However, the present situation is fragile and success will depend upon how well the system develops and is managed. In my view, if the medium term goal is to constitutionalise a consensus governmental arrangement, the opposition, as opposition, has sufficient power and policy space to achieve that goal. Indeed, it will have less policy space if it finds itself in a coalition government with a PPP/C that does not support constitutionalised shared governance. Furthermore, an effective opposition will have to be institutionalized in any consensus government arrangement but it will presently be absent if all the parties are in coalition and this may well leave the Guyanese people in a dire strait.

The fragility has other dimensions, for example, many in the PPP/C must be waiting anxiously for the opposition to make some major blunder to afford them the opportunity to drive the horses back into the stables, so to speak. This is the kind of politics some know best and they are more likely to see the present happening as a setback rather than an opening. This is not to deny that there are members and supporters of the PPP/C who view this reliance upon racial politics in the 21st century as anachronistic, but they are a minority. However, on my understanding, the PPP/C will not easily force an early elections, for to do so would effectively put an end to the first of Mr. Ramotar’s two possible presidential terms. Nonetheless, the challenge for the opposition is to achieve its goals without jeopardising the existing brittle framework. In this regard, it is important that it now presents a programme of action that addresses the most immediate concerns of the majority and which the PPP/C can only reject at its peril!
Then there is the relationship between the AFC and APNU: what conceptual decision making framework will govern this relationship? Importantly, the AFC has acquired about one quarter of the parliamentary seats previously held by  APNU and given our inbuilt majoritarian tendencies, some might seek to treat it as a junior partner. That would be a mistake, for the qualitative value of the AFC’s contribution to the democratisation process far outweighs its numerical weight. Further, it would make nonsense of APNU’s call for consensual governance at the national level while relying on a majoritarian conceptualisation at more immediate levels. Of course, the development and maintenance of a productive working relationship must also mean that the AFC realistically assess and recognise its own position.

I had argued previously that the PPP/C could be held below 50% if APNU was able to bring out all its traditional supporters, garner a significant portion of the Amerindian vote and be vigilant at polling stations on elections day.  In my view they have successfully achieved all of these things and should also be congratulated.
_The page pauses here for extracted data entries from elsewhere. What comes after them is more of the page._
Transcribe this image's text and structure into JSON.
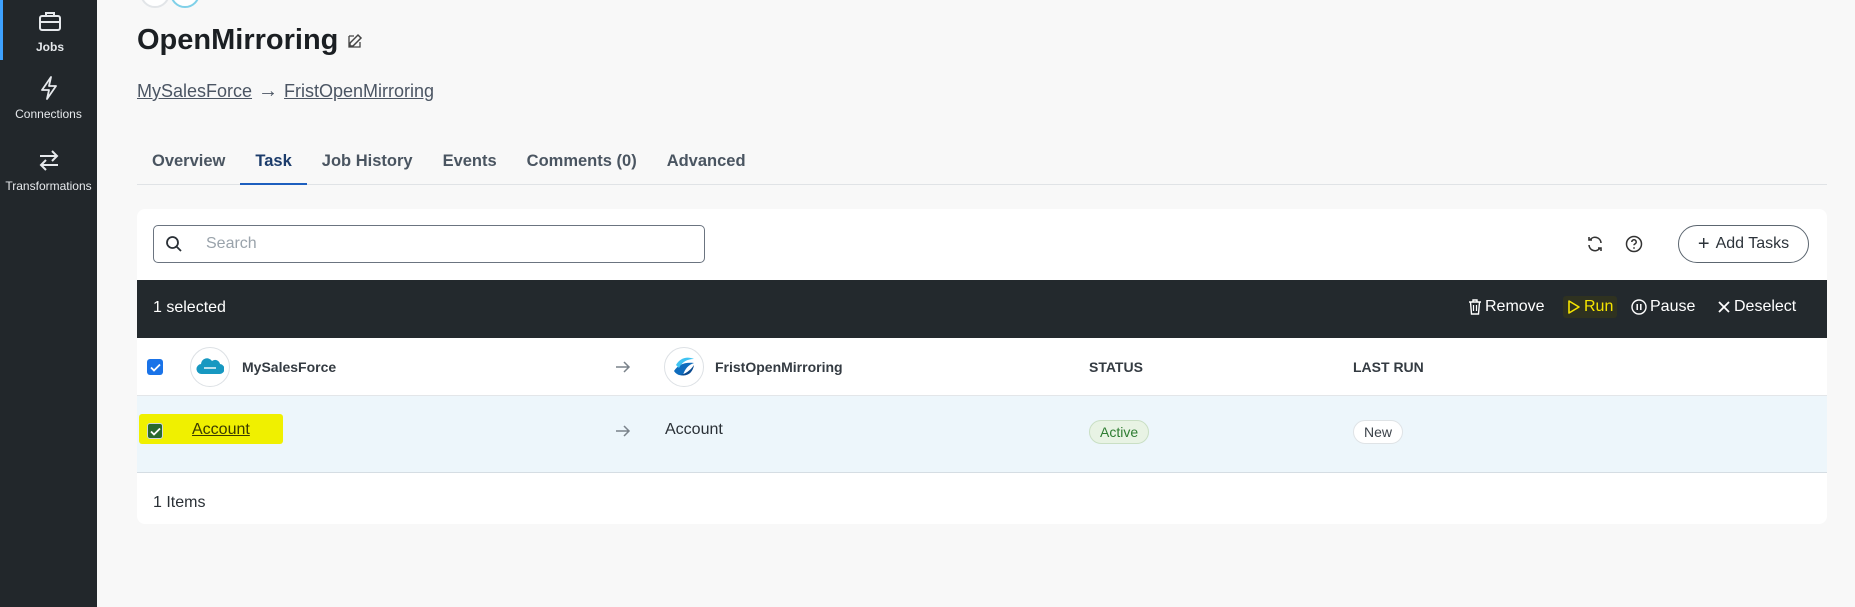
{
  "sidebar": {
    "items": [
      {
        "label": "Jobs",
        "icon": "briefcase-icon",
        "active": true
      },
      {
        "label": "Connections",
        "icon": "lightning-icon",
        "active": false
      },
      {
        "label": "Transformations",
        "icon": "swap-arrows-icon",
        "active": false
      }
    ]
  },
  "header": {
    "title": "OpenMirroring",
    "source_link": "MySalesForce",
    "target_link": "FristOpenMirroring"
  },
  "tabs": [
    {
      "label": "Overview",
      "active": false
    },
    {
      "label": "Task",
      "active": true
    },
    {
      "label": "Job History",
      "active": false
    },
    {
      "label": "Events",
      "active": false
    },
    {
      "label": "Comments (0)",
      "active": false
    },
    {
      "label": "Advanced",
      "active": false
    }
  ],
  "search": {
    "placeholder": "Search",
    "value": ""
  },
  "toolbar": {
    "add_tasks_label": "Add Tasks"
  },
  "selection_bar": {
    "count_text": "1 selected",
    "remove_label": "Remove",
    "run_label": "Run",
    "pause_label": "Pause",
    "deselect_label": "Deselect"
  },
  "table": {
    "source_header": "MySalesForce",
    "target_header": "FristOpenMirroring",
    "status_header": "STATUS",
    "last_run_header": "LAST RUN",
    "rows": [
      {
        "source": "Account",
        "target": "Account",
        "status": "Active",
        "last_run": "New",
        "checked": true
      }
    ]
  },
  "footer": {
    "items_count": "1 Items"
  },
  "colors": {
    "sidebar_bg": "#22272b",
    "accent": "#1a73e8",
    "selection_bar_bg": "#23292d",
    "run_highlight": "#f5e400",
    "row_highlight": "#f0f000",
    "active_badge": "#2e7d32"
  }
}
Some have argued that it is now the Afro-Guyanese who are playing the racial game and have deserted the AFC. In mitigation of this I would argue that many Africans who voted for the AFC felt as if they were taken for a ride because there was not any reciprocal level of Indian support for that party in 2006. Then again, for the most part, the African population sees its salvation in some form of consensual government arrangement and the AFC has not been strong on this issue, and finally the move from the PNC to the AFC was essentially because of disillusionment with the leadership of the former.  In passing, the last contention suggests that perhaps people are not as different as we tend to think and in this lies both a reality check and hope for the PPP/C. Disillusionment with the PNC leadership in 2006 led to disaffection from its ranks to a less threatening alternative and today disillusionment with the leadership of the PPP/C has presented a similar result but a greater opportunity.

What up to quite recently our predecessors did not properly understand we now know, and we must agree with Sir Arthur Lewis, one of our region’s most gifted sons, who is considered the first modern consensus theorist, when he claimed that while majority rule may be acceptable in homogeneous societies, in countries such as ours with deep social cleavages  “it is totally immoral, inconsistent with the primary meaning of democracy and destructive of any prospect of building a nation in which different peoples might live together in harmony.”  We need a kind of democracy that places equal value on each of our lives. Not a kind of mechanical equality but an organic process that facilitates the flowering of a Guyanese “nation” of which we all could be proud.